MSNBC on Thursday appointed Kate Snow to anchor an afternoon news broadcast, nearly completing a daytime refocus of the struggling network back to news that will be fully on display next week when Brian Williams returns to the air for coverage of Pope Francis' visit to the United States.
Since Andy Lack returned this spring to take over the NBC News operation, he's spent much of his time plotting a reconfiguration of MSNBC into something similar to what was envisioned at its start two decades ago — a fully integrated arm of NBC News.
"This is a page turn for MSNBC and all of NBC News," Lack said on Thursday.
Gone are opinion-based programs with personalities like Ronan Farrow, Ed Schultz, Al Sharpton and Alex Wagner, which Lack said were rejected by viewers. Instead, the daytime lineup will have news programs anchored by Snow, Andrea Mitchell, Thomas Roberts, Tamron Hall and Jose Diaz-Balart, with Williams moving in probably a couple of times a week as news warrants.
Snow, a veteran of both ABC News and CNN, will anchor each weekday from 3 to 5 p.m., followed by a one-hour political show hosted by "Meet the Press" moderator Chuck Todd.
Lack hasn't changed the left-leaning evening lineup of Chris Matthews, Chris Hayes, Rachel Maddow and Lawrence O'Donnell, saying his focus has been on the daytime.
The immediate wild card is how viewers react to Williams, the former NBC "Nightly News" anchor who was suspended in February and found to have misled the public about his role in news stories.
"I'm confident that he deserves a second chance and I'm confident that Brian is as good at his job as he was last year at this time," Lack said. "I think viewers will engage with good work. It's not going to happen overnight ... We're playing a long game here."
MSNBC announced an off-screen change that will seemingly make Williams more comfortable. Pat Burkey, executive producer of Williams "Nightly News" broadcast, will take over as top producer of MSNBC's afternoons, when Williams is most likely to appear. Another veteran producer, Izzy Povich, will produce MSNBC's morning coverage, with Rashida Jones overseeing all daytime coverage.
The network's refocus is risky given that television viewers are more likely to turn to Fox News Channel and CNN when news breaks, and that the Internet is much more of a news destination than when Lack initially set up MSNBC in the late 1990s. Lack said the upcoming presidential election provides an opportunity.

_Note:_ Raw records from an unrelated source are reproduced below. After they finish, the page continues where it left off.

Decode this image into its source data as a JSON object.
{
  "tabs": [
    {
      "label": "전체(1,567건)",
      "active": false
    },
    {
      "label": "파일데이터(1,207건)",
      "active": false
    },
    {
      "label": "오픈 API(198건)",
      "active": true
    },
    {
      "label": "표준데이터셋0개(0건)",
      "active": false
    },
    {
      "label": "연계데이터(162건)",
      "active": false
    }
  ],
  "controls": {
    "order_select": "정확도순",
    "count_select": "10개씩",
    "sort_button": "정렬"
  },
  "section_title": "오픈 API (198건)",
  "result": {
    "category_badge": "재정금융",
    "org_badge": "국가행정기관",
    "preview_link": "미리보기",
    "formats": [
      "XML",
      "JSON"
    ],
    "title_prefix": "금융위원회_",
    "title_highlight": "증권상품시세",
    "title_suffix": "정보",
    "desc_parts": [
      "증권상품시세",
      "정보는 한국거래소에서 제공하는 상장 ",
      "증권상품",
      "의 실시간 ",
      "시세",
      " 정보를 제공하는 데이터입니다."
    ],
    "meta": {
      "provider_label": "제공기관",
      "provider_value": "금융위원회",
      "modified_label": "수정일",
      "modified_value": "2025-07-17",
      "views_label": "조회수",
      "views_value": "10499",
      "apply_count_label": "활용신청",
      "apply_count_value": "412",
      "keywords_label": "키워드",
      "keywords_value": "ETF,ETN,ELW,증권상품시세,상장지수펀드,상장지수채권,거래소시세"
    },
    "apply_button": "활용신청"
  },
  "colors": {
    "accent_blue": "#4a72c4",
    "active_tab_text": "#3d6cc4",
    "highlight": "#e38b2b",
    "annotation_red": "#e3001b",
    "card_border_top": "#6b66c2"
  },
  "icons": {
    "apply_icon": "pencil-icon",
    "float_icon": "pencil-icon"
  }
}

"If ever there was a year to give it a good shot, this is the year," he said. "If ever there was a time for MSNBC to be the place for politics, this moment in time never felt better."
He cited Mitchell's recent interview with Hillary Clinton as an example of how he hopes MSNBC will drive the news agenda during the day.
Phil Griffin, MSNBC's longtime chief executive, is remaining in his job. With Burkey moving over to MSNBC, NBC News promoted Sam Singal as the new executive producer of "Nightly News."